The day’s news jump-started a listless market that has been marked by choppy trading this week amid mixed economic news and light summer volume.

Though Bernanke’s positive assessment on the economy was encouraging, the market’s challenges, including rising unemployment and sluggish consumer spending, are certainly far from over. The market appears to be on an upward trajectory, but analysts cautioned that stocks will likely bounce around through at least the rest of the summer.

“The news isn’t going to be all good from here on out,” said Jordan Smyth, managing direct at Edgemoor Investment Advisors in Bethesda, Md.

According to preliminary calculations, the Dow rose 155.91, or 1.7 percent, to 9,505.96. The Standard & Poor’s 500 index rose 18.76, or 1.9 percent, to 1,026.13, while the Nasdaq composite index rose 31.68, or 1.6 percent, to 2,020.90.

About four stocks rose for every one that fell on the New York Stock Exchange where volume came to 1.48 billion shares.

Bond prices tumbled. The yield on the benchmark 10-year Treasury note, which moves opposite its price, jumped to 3.56 percent, from 3.44 percent late Thursday.

The Russell 2000 index of smaller companies rose 12.83, or 2.3 percent, to 581.51.

In other signs of investors’ growing confidence in the economy, oil prices touched their highest point of the year on hopes that energy demand will soon pick up. After briefly nearly $75, light, sweet crude for October delivery rose 98 cents to settle at $73.89 a barrel on the New York Mercantile Exchange.

And the dollar, which, like Treasurys, is considered a safe-haven asset, tumbled against other major currencies.

Bernanke’s comments were consistent with the Fed’s observations about the economy earlier this month, which similarly helped re-energize the stock market after its summer rally had stalled. But later that week, reports showing weaker-than-expected retail sales and flagging consumer confidence overshadowed the Fed’s upbeat view of the economy and stocks toppled.

Next week, investors will get two key reports on consumer confidence that, if worse than expected, could easily upset the market’s gains.

“We’re not past the volatile stages of the market,” said Lowell Pratt, president of The Burney Co., an equity management firm.

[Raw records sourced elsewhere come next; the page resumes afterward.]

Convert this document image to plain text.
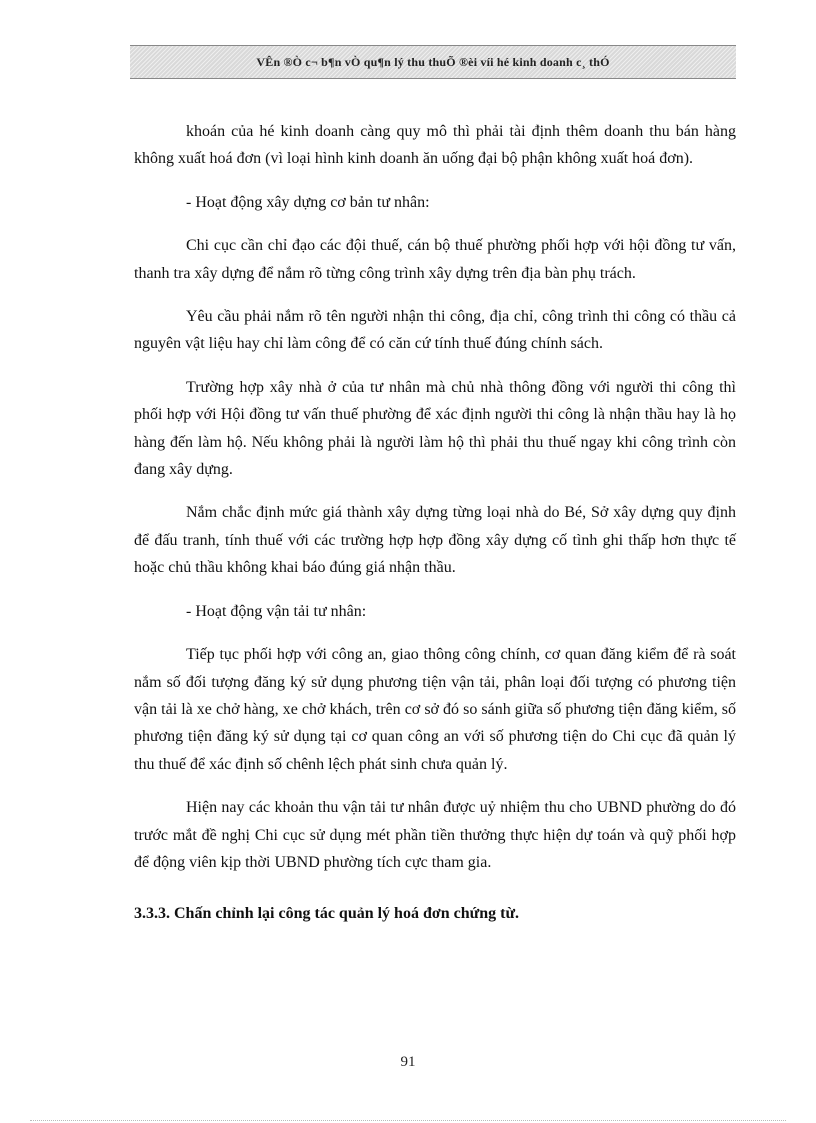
VÊn ®Ò c¬ b¶n vÒ qu¶n lý thu thuÕ ®èi víi hé kinh doanh c¸ thÓ

khoán của hé kinh doanh càng quy mô thì phải tài định thêm doanh thu bán hàng không xuất hoá đơn (vì loại hình kinh doanh ăn uống đại bộ phận không xuất hoá đơn).

- Hoạt động xây dựng cơ bản tư nhân:

Chi cục cần chỉ đạo các đội thuế, cán bộ thuế phường phối hợp với hội đồng tư vấn, thanh tra xây dựng để nắm rõ từng công trình xây dựng trên địa bàn phụ trách.

Yêu cầu phải nắm rõ tên người nhận thi công, địa chỉ, công trình thi công có thầu cả nguyên vật liệu hay chỉ làm công để có căn cứ tính thuế đúng chính sách.

Trường hợp xây nhà ở của tư nhân mà chủ nhà thông đồng với người thi công thì phối hợp với Hội đồng tư vấn thuế phường để xác định người thi công là nhận thầu hay là họ hàng đến làm hộ. Nếu không phải là người làm hộ thì phải thu thuế ngay khi công trình còn đang xây dựng.

Nắm chắc định mức giá thành xây dựng từng loại nhà do Bé, Sở xây dựng quy định để đấu tranh, tính thuế với các trường hợp hợp đồng xây dựng cố tình ghi thấp hơn thực tế hoặc chủ thầu không khai báo đúng giá nhận thầu.

- Hoạt động vận tải tư nhân:

Tiếp tục phối hợp với công an, giao thông công chính, cơ quan đăng kiểm để rà soát nắm số đối tượng đăng ký sử dụng phương tiện vận tải, phân loại đối tượng có phương tiện vận tải là xe chở hàng, xe chở khách, trên cơ sở đó so sánh giữa số phương tiện đăng kiểm, số phương tiện đăng ký sử dụng tại cơ quan công an với số phương tiện do Chi cục đã quản lý thu thuế để xác định số chênh lệch phát sinh chưa quản lý.

Hiện nay các khoản thu vận tải tư nhân được uỷ nhiệm thu cho UBND phường do đó trước mắt đề nghị Chi cục sử dụng mét phần tiền thưởng thực hiện dự toán và quỹ phối hợp để động viên kịp thời UBND phường tích cực tham gia.

3.3.3. Chấn chỉnh lại công tác quản lý hoá đơn chứng từ.
91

Investors have been closely watching for signs that consumers, like the market, are becoming more confident about the economy’s prospects for recovery and in turn will increase their spending. Consumer spending accounts for more than two-thirds of economic activity.

But as long as job losses continue to mount, it will be difficult for consumers to feel comfortable about spending freely.

“Consumer spending normally is the driver of recoveries at the beginning,” said Bob Baur, chief global economist at Principal Global Investors. “That’s not happening this time.”

“At some point, the market is going to ask to see more than just mixed data,” he said. “It’s going to want to see some real jobs produced and an end to job losses and some validation that the consumer isn’t going to stay in a slump.”

Analysts have long warned of an eventual decline in stocks after the market’s massive jump since early March, during which major indexes have risen more than 40 percent off of 12-year lows. But the market has yet to see a significant pullback.

Though trading has been erratic this week, the market has managed to eke out three days of moderate gains after a big drop in stocks on Monday. Major indexes are all on track to post gains for the week and finish at their highest levels of the year.

Overseas, Japan’s Nikkei stock average fell 1.4 percent. Britain’s FTSE 100 gained 2.0 percent, Germany’s DAX index jumped 2.9 percent, and France’s CAC-40 soared 3.2 percent.